Rather than trying to recap everything I saw and learned this year, I've decided to focus on one area that is near and dear to my heart, data. My favorite session at this year's conference was the "Roadmap Sneak Peak: The Future of Analytics in Salesforce" led by Mr. Thomas Tobin, Director of Product Management at Salesforce.com and data guru extraordinaire. This session moved quickly and was packed with information. I did my best to take notes and keep up. As with any roadmap there are likely to be changes, but I'd like to share with you some of the features introduced that I'm most excited about.
Exception reporting – Partially addressed with custom reports but not fully. Have you ever been asked to run a report of all accounts without an opportunity? How about leads with no scheduled activity in the next 30 days? Salesforce feels our pain.
Custom Reports (one parent, many children) – I love this. At ReadyTalk we have several custom objects tied to our contact, or customer records. Currently I have to run multiple reports to see all of their relationships with us. Now I'll be able to look at individual web and audio usage, along with their customer survey responses, and see if their participating of any of our product pilot programs. All in one report!
Joined reports – No more dumping multiple reports into excel to show metrics on a single data point. In the not too distant future we'll be able to run those reports right in Salesforce and group them by a common field, like account owner, or opportunity close date. Nice.

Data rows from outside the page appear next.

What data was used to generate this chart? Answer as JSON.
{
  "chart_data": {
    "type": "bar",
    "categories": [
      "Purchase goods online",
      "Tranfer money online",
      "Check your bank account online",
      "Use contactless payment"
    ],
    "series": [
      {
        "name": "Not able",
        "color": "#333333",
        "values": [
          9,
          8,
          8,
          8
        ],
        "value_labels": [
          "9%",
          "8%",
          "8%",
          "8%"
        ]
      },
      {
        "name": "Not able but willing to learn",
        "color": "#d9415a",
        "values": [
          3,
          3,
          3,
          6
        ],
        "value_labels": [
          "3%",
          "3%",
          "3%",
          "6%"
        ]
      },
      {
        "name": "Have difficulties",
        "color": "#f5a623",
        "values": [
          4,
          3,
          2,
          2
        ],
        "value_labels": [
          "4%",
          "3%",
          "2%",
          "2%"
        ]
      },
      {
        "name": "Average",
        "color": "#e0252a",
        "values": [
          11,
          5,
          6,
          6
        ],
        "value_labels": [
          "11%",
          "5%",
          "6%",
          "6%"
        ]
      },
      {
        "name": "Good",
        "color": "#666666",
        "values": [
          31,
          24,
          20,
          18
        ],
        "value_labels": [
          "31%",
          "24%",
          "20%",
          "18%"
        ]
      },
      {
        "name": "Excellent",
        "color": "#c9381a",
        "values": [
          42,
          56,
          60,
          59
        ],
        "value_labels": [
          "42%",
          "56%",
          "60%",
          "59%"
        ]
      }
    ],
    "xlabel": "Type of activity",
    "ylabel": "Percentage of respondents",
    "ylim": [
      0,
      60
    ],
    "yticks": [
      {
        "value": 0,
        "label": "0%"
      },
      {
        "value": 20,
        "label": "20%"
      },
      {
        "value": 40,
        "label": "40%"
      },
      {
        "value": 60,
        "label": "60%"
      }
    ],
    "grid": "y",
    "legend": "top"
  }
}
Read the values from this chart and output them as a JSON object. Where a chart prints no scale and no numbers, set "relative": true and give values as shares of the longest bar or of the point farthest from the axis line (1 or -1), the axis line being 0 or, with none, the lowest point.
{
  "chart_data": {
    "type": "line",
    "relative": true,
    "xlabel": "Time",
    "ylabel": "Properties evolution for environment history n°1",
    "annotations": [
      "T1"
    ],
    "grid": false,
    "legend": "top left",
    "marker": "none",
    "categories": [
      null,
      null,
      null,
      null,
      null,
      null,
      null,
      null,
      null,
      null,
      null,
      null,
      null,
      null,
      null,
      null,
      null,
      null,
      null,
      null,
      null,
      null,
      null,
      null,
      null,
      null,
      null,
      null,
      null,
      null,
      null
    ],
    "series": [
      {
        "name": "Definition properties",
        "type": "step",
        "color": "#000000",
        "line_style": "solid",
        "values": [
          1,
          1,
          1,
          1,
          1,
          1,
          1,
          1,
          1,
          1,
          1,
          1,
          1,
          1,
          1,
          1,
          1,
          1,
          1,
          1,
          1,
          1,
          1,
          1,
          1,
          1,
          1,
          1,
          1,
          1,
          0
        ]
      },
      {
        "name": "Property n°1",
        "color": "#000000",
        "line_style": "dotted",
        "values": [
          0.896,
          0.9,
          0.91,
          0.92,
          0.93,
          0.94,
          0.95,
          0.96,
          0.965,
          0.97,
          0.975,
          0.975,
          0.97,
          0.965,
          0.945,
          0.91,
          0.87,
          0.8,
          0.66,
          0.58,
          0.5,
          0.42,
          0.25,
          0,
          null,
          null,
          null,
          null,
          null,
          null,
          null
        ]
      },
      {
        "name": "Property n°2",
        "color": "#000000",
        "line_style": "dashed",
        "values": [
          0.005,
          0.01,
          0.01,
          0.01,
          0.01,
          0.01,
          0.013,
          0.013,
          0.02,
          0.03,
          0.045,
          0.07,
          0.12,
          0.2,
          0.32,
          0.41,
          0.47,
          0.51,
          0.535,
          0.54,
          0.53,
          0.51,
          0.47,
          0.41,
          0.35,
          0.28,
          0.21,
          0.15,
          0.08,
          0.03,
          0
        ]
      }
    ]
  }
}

Some other cool enhancements we have to look forward to include "bucketing" or creating custom report fields without having to add them permanently to a record object. Dynamic Dashboards will allow us to filter multiple dashboard components by a single filter field. And how about uploading external data sets into Salesforce as a single reporting source for all companywide metrics. Salesforce as a Business Intelligence tool? Bring it!
Any administrator who loves the reporting and dashboard features of Salesforce, but also knows their shortcomings, had to walk away from this session with a smile. I know I did. In fact it may have been the first time that the entire development team was on hand for a breakout, and received a standing ovation from the crowd when introduced. Well done guys. See you all at Dreamforce 2012!